The Evergreen State Fair
By mid-August, the Evergreen State Fair was the 9th fair I had photographed this year. I can say that this year has felt a little different in that I haven't gone to as many fairs but the time I have spent at each fair has been a lot more. I'm digging less holes but they run deeper. This Fair Season project has felt like I am just starting to grow into and embrace a style of shooting that feels (for me at least) authentic and more intimate than pictures I have made in the past.
This fair is probably my favorite one to visit because it is a good mix of small town and commercialized theme park feel. Many of the fairs I have travelled to are a very small community fair where there is no carnival, no giant corndogs, no private vendors - it's really a livestock show where the families (who mostly know each other) come out with their animals to compete for best in show ribbons. On the other hand, going to the Washington State Fair feels like going to an amusement park where the central focus of the fair is the carnival, the over the top food, and the rides - all of which are designed to get you to spend as much money as possible. The Evergreen fair feels like it sits right in the middle.
To give a little bit of back-story, I work as a nurse in a hospital in Seattle. Countless people have asked me why I spend so much time doing this if I am not getting paid for it. That question has really seeped into my brain and all I can say is that I want to make pictures for this project because it feels really meaningful for me.
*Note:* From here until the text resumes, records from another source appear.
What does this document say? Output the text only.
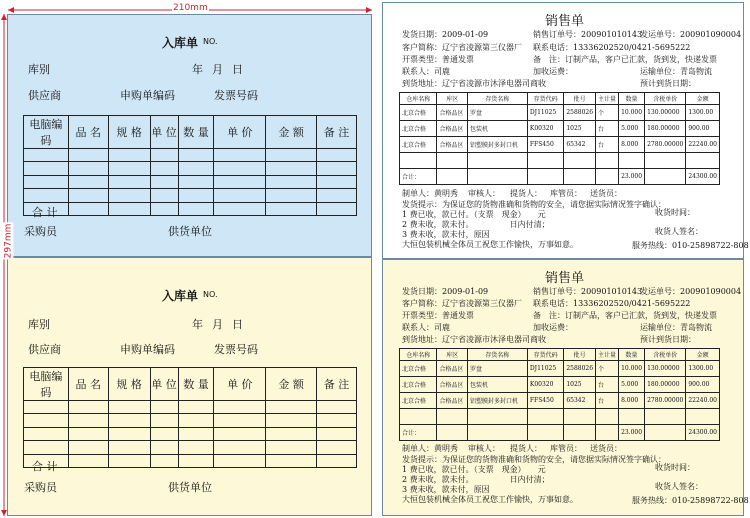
210mm
297mm
入库单 NO.
库别	年 月 日
供应商	申购单编码	发票号码
电脑编码	品 名	规 格	单 位	数 量	单 价	金 额	备 注

合 计
采购员	供货单位
入库单 NO.
库别	年 月 日
供应商	申购单编码	发票号码
电脑编码	品 名	规 格	单 位	数 量	单 价	金 额	备 注

合 计
采购员	供货单位
销售单
发货日期：2009-01-09	销售订单号：200901010143
发运单号：200901090004
客户简称：辽宁省凌源第三仪器厂 联系电话：13336202520/0421-5695222
开票类型：普通发票	备　注：订制产品，客户已汇款，货到发，快递发票
联系人：司鹿	加收运费：	运输单位：青岛物流
到货地址：辽宁省凌源市沐泽电器司商收	预计到货日期：
仓库名称	库区	存货名称	存货代码	批号	主计量	数量	含税单价	金额
北京合格	合格品区	罗盘	DJ11025	2588026	个	10.000	130.00000	1300.00
北京合格	合格品区	包装机	K00320	1025	台	5.000	180.00000	900.00
北京合格	合格品区	铝塑膜封多封口机	FFS450	65342	台	8.000	2780.00000	22240.00

合计：						23.000		24300.00
制单人：黄明秀 审核人： 提货人： 库管员： 送货员：
发货提示：为保证您的货物准确和货物的安全，请您据实际情况签字确认：
1 费已收，款已付。（支票　现金）　　元
2 费未收，款未付。　　　　　日内付清；
3 费未收，款未付，原因　　　　　　　　
大恒包装机械全体员工祝您工作愉快，万事如意。
收货时间：
收货人签名：
服务热线：010-25898722-808
销售单
发货日期：2009-01-09	销售订单号：200901010143
发运单号：200901090004
客户简称：辽宁省凌源第三仪器厂 联系电话：13336202520/0421-5695222
开票类型：普通发票	备　注：订制产品，客户已汇款，货到发，快递发票
联系人：司鹿	加收运费：	运输单位：青岛物流
到货地址：辽宁省凌源市沐泽电器司商收	预计到货日期：
仓库名称	库区	存货名称	存货代码	批号	主计量	数量	含税单价	金额
北京合格	合格品区	罗盘	DJ11025	2588026	个	10.000	130.00000	1300.00
北京合格	合格品区	包装机	K00320	1025	台	5.000	180.00000	900.00
北京合格	合格品区	铝塑膜封多封口机	FFS450	65342	台	8.000	2780.00000	22240.00

合计：						23.000		24300.00
制单人：黄明秀 审核人： 提货人： 库管员： 送货员：
发货提示：为保证您的货物准确和货物的安全，请您据实际情况签字确认：
1 费已收，款已付。（支票　现金）　　元
2 费未收，款未付。　　　　　日内付清；
3 费未收，款未付，原因　　　　　　　　
大恒包装机械全体员工祝您工作愉快，万事如意。
收货时间：
收货人签名：
服务热线：010-25898722-808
Perhaps the lack of financial relationship to my photographs has enabled a degree of freedom that I never would have had otherwise.
This project has really been a slow burn and it's been a refreshing challenge to not take the same kinds of pictures that I have taken in the past. One of the things I love about photography is that if I ever feel like there isn't anything that is interesting enough to take a picture of - that feeling only exists inside of my head. If I keep the right head space, I can't help but notice that there are photographable things everywhere.
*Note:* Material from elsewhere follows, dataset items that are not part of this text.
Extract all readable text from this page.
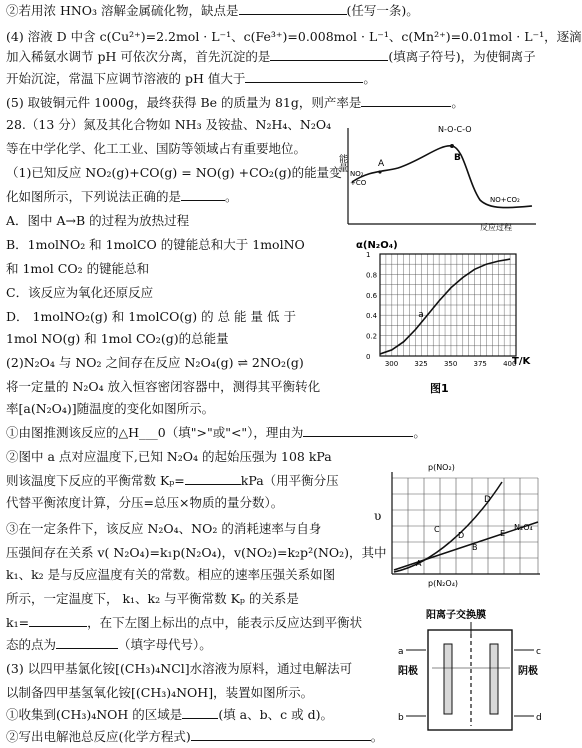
②若用浓 HNO₃ 溶解金属硫化物，缺点是	(任写一条)。
(4) 溶液 D 中含 c(Cu²⁺)=2.2mol · L⁻¹、c(Fe³⁺)=0.008mol · L⁻¹、c(Mn²⁺)=0.01mol · L⁻¹，逐滴
加入稀氨水调节 pH 可依次分离，首先沉淀的是	(填离子符号)，为使铜离子
开始沉淀，常温下应调节溶液的 pH 值大于	。
(5) 取铍铜元件 1000g，最终获得 Be 的质量为 81g，则产率是	。
28.（13 分）氮及其化合物如 NH₃ 及铵盐、N₂H₄、N₂O₄
等在中学化学、化工工业、国防等领域占有重要地位。
（1)已知反应 NO₂(g)+CO(g) = NO(g) +CO₂(g)的能量变
化如图所示，下列说法正确的是	。
A．图中 A→B 的过程为放热过程
B．1molNO₂ 和 1molCO 的键能总和大于 1molNO
和 1mol CO₂ 的键能总和
C．该反应为氧化还原反应
D． 1molNO₂(g) 和 1molCO(g) 的 总 能 量 低 于
1mol NO(g) 和 1mol CO₂(g)的总能量
(2)N₂O₄ 与 NO₂ 之间存在反应 N₂O₄(g) ⇌ 2NO₂(g)
将一定量的 N₂O₄ 放入恒容密闭容器中，测得其平衡转化
率[a(N₂O₄)]随温度的变化如图所示。
①由图推测该反应的△H___0（填">"或"<"），理由为	。
②图中 a 点对应温度下,已知 N₂O₄ 的起始压强为 108 kPa
则该温度下反应的平衡常数 Kₚ=	kPa（用平衡分压
代替平衡浓度计算，分压=总压×物质的量分数）。
③在一定条件下，该反应 N₂O₄、NO₂ 的消耗速率与自身
压强间存在关系 v( N₂O₄)=k₁p(N₂O₄)，v(NO₂)=k₂p²(NO₂)，其中
k₁、k₂ 是与反应温度有关的常数。相应的速率压强关系如图
所示，一定温度下， k₁、k₂ 与平衡常数 Kₚ 的关系是
k₁=	，在下左图上标出的点中，能表示反应达到平衡状
态的点为	（填字母代号）。
(3) 以四甲基氯化铵[(CH₃)₄NCl]水溶液为原料，通过电解法可
以制备四甲基氢氧化铵[(CH₃)₄NOH]，装置如图所示。
①收集到(CH₃)₄NOH 的区域是	(填 a、b、c 或 d)。
②写出电解池总反应(化学方程式)	。
能量
反应过程
N-O-C-O
B
A
NO₂
+CO
NO+CO₂
α(N₂O₄)
T/K
图1
300 325 350 375 400
0
0.2
0.4
0.6
0.8
1
a
υ
p(NO₂)
p(N₂O₄)
D
N₂O₄
A
B
C
D	E
阳离子交换膜
阳极	阴极
a
b
c
d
I'm really grateful for the Emerald City Dispatch because it has been an outlet for my thoughts on this project as it continues to unfold. As I write this, I have just finished photographing the State Fair and the project is done for the year. To be honest, I will need a bit of time to process all of the images I have taken in the last few months and I am not sure if I will pick it up again next year. For now, I will keep looking back at the photographs and try and divine some sort of meaning from them as I put them together in a larger body of work.